# StarBand Retailers React to EchoStar's Sales Halt



## Steve Mehs (Mar 21, 2002)

Following a number of rumors, speculation and later, confirmed reports, StarBand is reorganizing its retail business model to a dealer direct format that will allow retailers to purchase StarBand systems directly through the company. This follows EchoStar's recent news that it will no longer sell StarBand equipment.

However, despite the change, StarBand retailers have voiced concerns and frustrations over EchoStar's recent cutoff of StarBand equipment dealer sales. The details of EchoStar's recent decision to halt the sales of StarBand equipment came in the form of a letter recently sent to retailers.

Over time, retailers and dealers haven't reacted well to EchoStar's news citing frustration and confusion over the company's vague reports. Some of this concern is best summed-up in a letter recently sent to SkyRetailer.
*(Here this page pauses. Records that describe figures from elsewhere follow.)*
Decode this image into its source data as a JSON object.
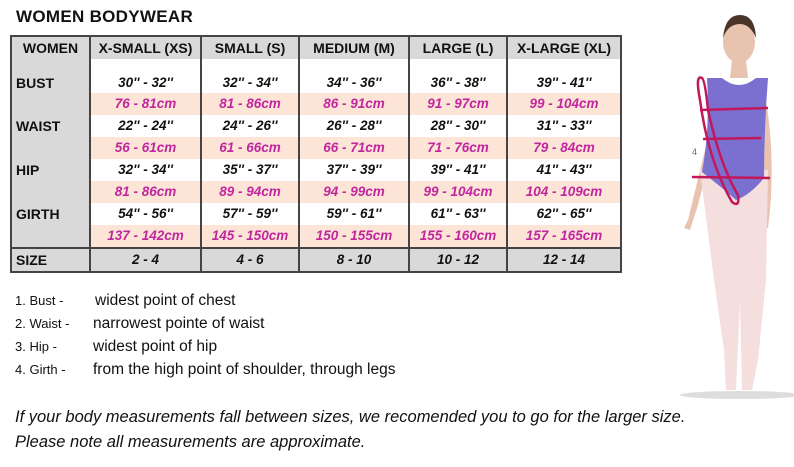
{
  "title": "WOMEN BODYWEAR",
  "table": {
    "headers": [
      "WOMEN",
      "X-SMALL (XS)",
      "SMALL (S)",
      "MEDIUM (M)",
      "LARGE (L)",
      "X-LARGE (XL)"
    ],
    "rows": [
      {
        "label": "BUST",
        "inches": [
          "30'' - 32''",
          "32'' - 34''",
          "34'' - 36''",
          "36'' - 38''",
          "39'' - 41''"
        ],
        "cm": [
          "76 - 81cm",
          "81 - 86cm",
          "86 - 91cm",
          "91 - 97cm",
          "99 - 104cm"
        ]
      },
      {
        "label": "WAIST",
        "inches": [
          "22'' - 24''",
          "24'' - 26''",
          "26'' - 28''",
          "28'' - 30''",
          "31'' - 33''"
        ],
        "cm": [
          "56 - 61cm",
          "61 - 66cm",
          "66 - 71cm",
          "71 - 76cm",
          "79 - 84cm"
        ]
      },
      {
        "label": "HIP",
        "inches": [
          "32'' - 34''",
          "35'' - 37''",
          "37'' - 39''",
          "39'' - 41''",
          "41'' - 43''"
        ],
        "cm": [
          "81 - 86cm",
          "89 - 94cm",
          "94 - 99cm",
          "99 - 104cm",
          "104 - 109cm"
        ]
      },
      {
        "label": "GIRTH",
        "inches": [
          "54'' - 56''",
          "57'' - 59''",
          "59'' - 61''",
          "61'' - 63''",
          "62'' - 65''"
        ],
        "cm": [
          "137 - 142cm",
          "145 - 150cm",
          "150 - 155cm",
          "155 - 160cm",
          "157 - 165cm"
        ]
      }
    ],
    "size": {
      "label": "SIZE",
      "values": [
        "2 - 4",
        "4 - 6",
        "8 - 10",
        "10 - 12",
        "12 - 14"
      ]
    }
  },
  "notes": [
    {
      "num": "1. Bust -",
      "text": "widest point of chest"
    },
    {
      "num": "2. Waist -",
      "text": "narrowest pointe of waist"
    },
    {
      "num": "3. Hip -",
      "text": "widest point of hip"
    },
    {
      "num": "4. Girth -",
      "text": "from the high point of shoulder, through legs"
    }
  ],
  "footer": [
    "If your body measurements fall between sizes, we recomended you to go for the larger size.",
    "Please note all measurements are approximate."
  ],
  "figure": {
    "marker_label": "4",
    "colors": {
      "leotard": "#7b6fd0",
      "measure": "#c2185b",
      "tights": "#f5dede"
    }
  }
}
"We find it unconscionable that they (EchoStar) would leave us and other retailers hanging in suspension without explanation," said satellite TV retailer Ron Habegger.
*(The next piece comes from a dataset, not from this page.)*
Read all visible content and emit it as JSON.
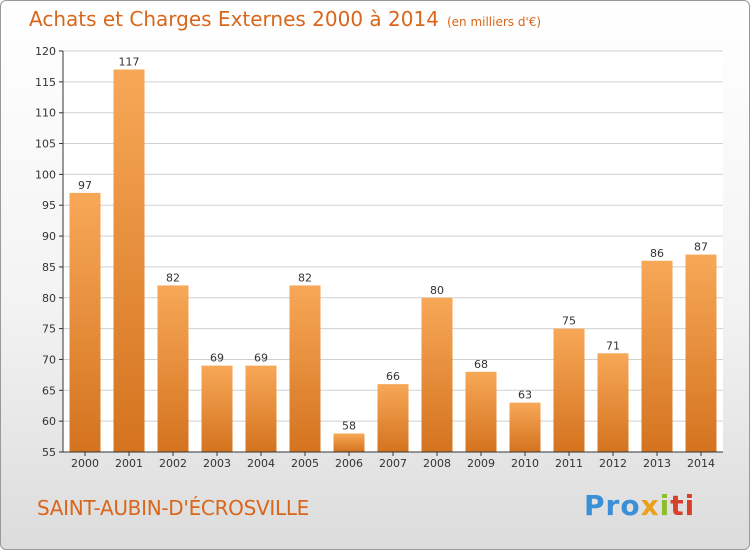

"Because of these and other previous actions, we are 'sick to death' of (and finding the same with other retailers) Echosphere, DISH Network and Charlie Ergen. This predates your (StarBand) involvement with them. However, we looked at StarBand as a fresh breath to continue in the industry with a product relevant in today's lifestyles regardless of (EchoStar CEO Charlie) Ergen," said Habegger.

From SkyRetailer (Used with permission)


----------



## John Corn (Mar 21, 2002)

This is because Echostar really believes that the merger will go through and wants to steer satellite broadband to Hughes.


----------



## Richard King (Mar 25, 2002)

> This is because Echostar really believes that the merger will go through and wants to steer satellite broadband to Hughes.
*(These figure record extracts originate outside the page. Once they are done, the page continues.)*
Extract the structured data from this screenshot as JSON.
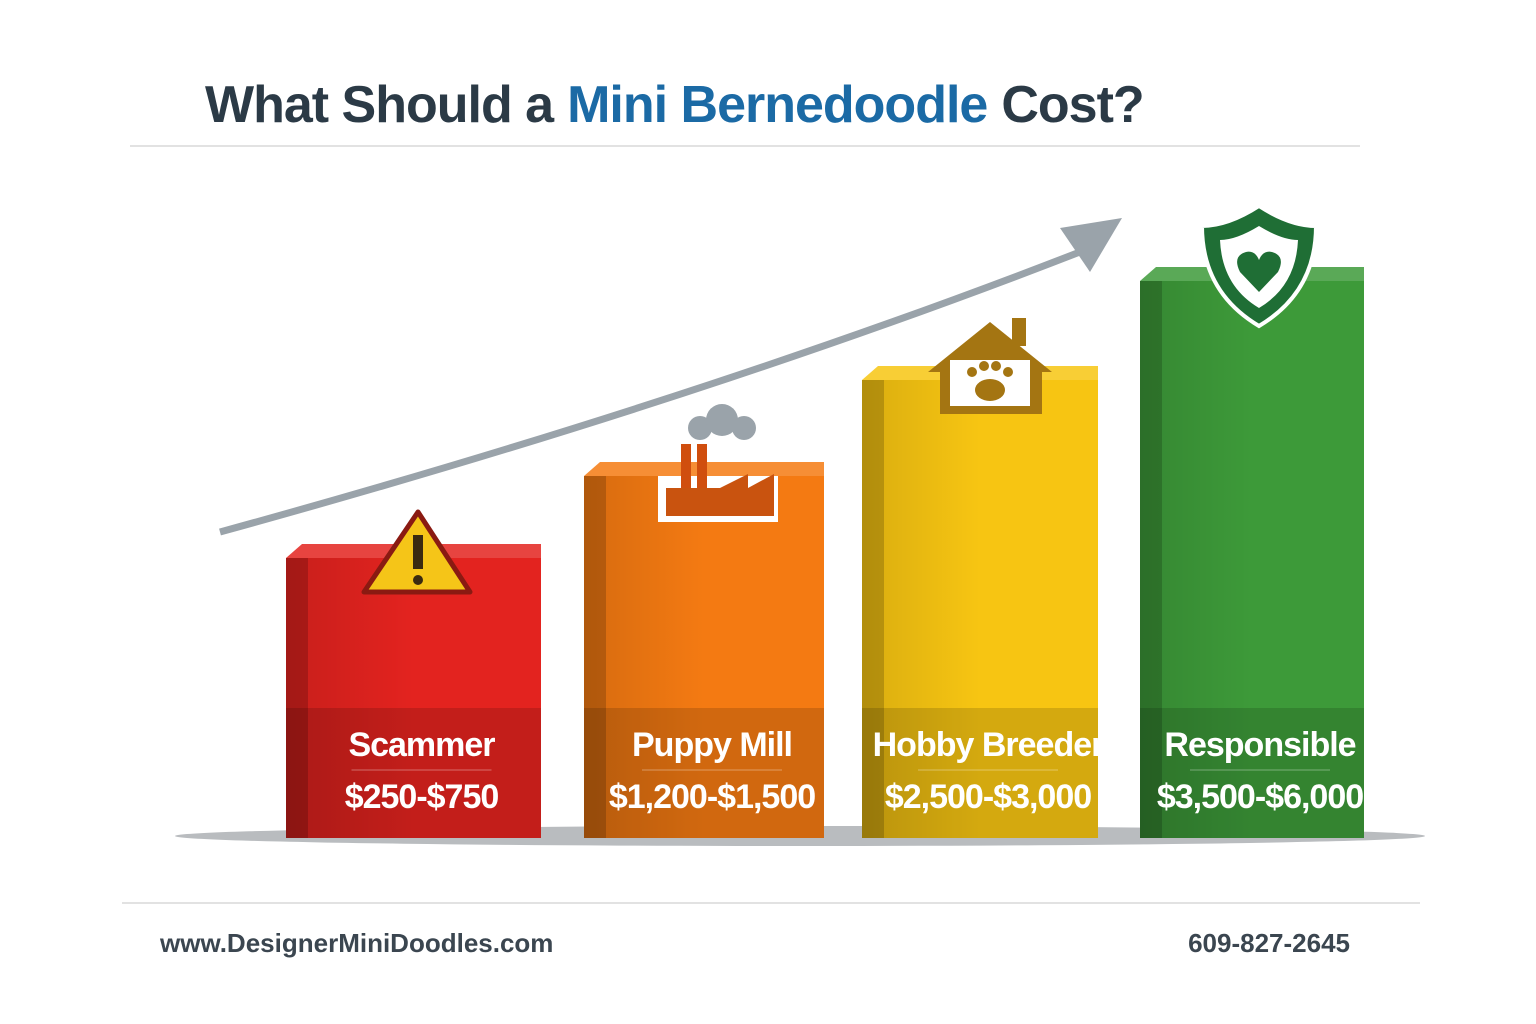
{
  "header": {
    "title_parts": [
      "What Should a",
      "Mini Bernedoodle",
      "Cost?"
    ]
  },
  "tiers": [
    {
      "label": "Scammer",
      "price": "$250-$750",
      "color": "#e3231f"
    },
    {
      "label": "Puppy Mill",
      "price": "$1,200-$1,500",
      "color": "#f47a12"
    },
    {
      "label": "Hobby Breeder",
      "price": "$2,500-$3,000",
      "color": "#f7c512"
    },
    {
      "label": "Responsible",
      "price": "$3,500-$6,000",
      "color": "#3d9a39"
    }
  ],
  "footer": {
    "website": "www.DesignerMiniDoodles.com",
    "phone": "609-827-2645"
  }
}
While steering to Hughes after the merger might be the case, I doubt that this is the reason for the change. They *can't* do this under the assumption that the merger will happen. They must continue to run the business as though it will not happen. They are dropping Starband, in my opinion, due to the fact that Starband has yet to ever come even close to any projections that have been made by them. They are shutting off the flow of good dollars following the bad dollars that have already been invested.


----------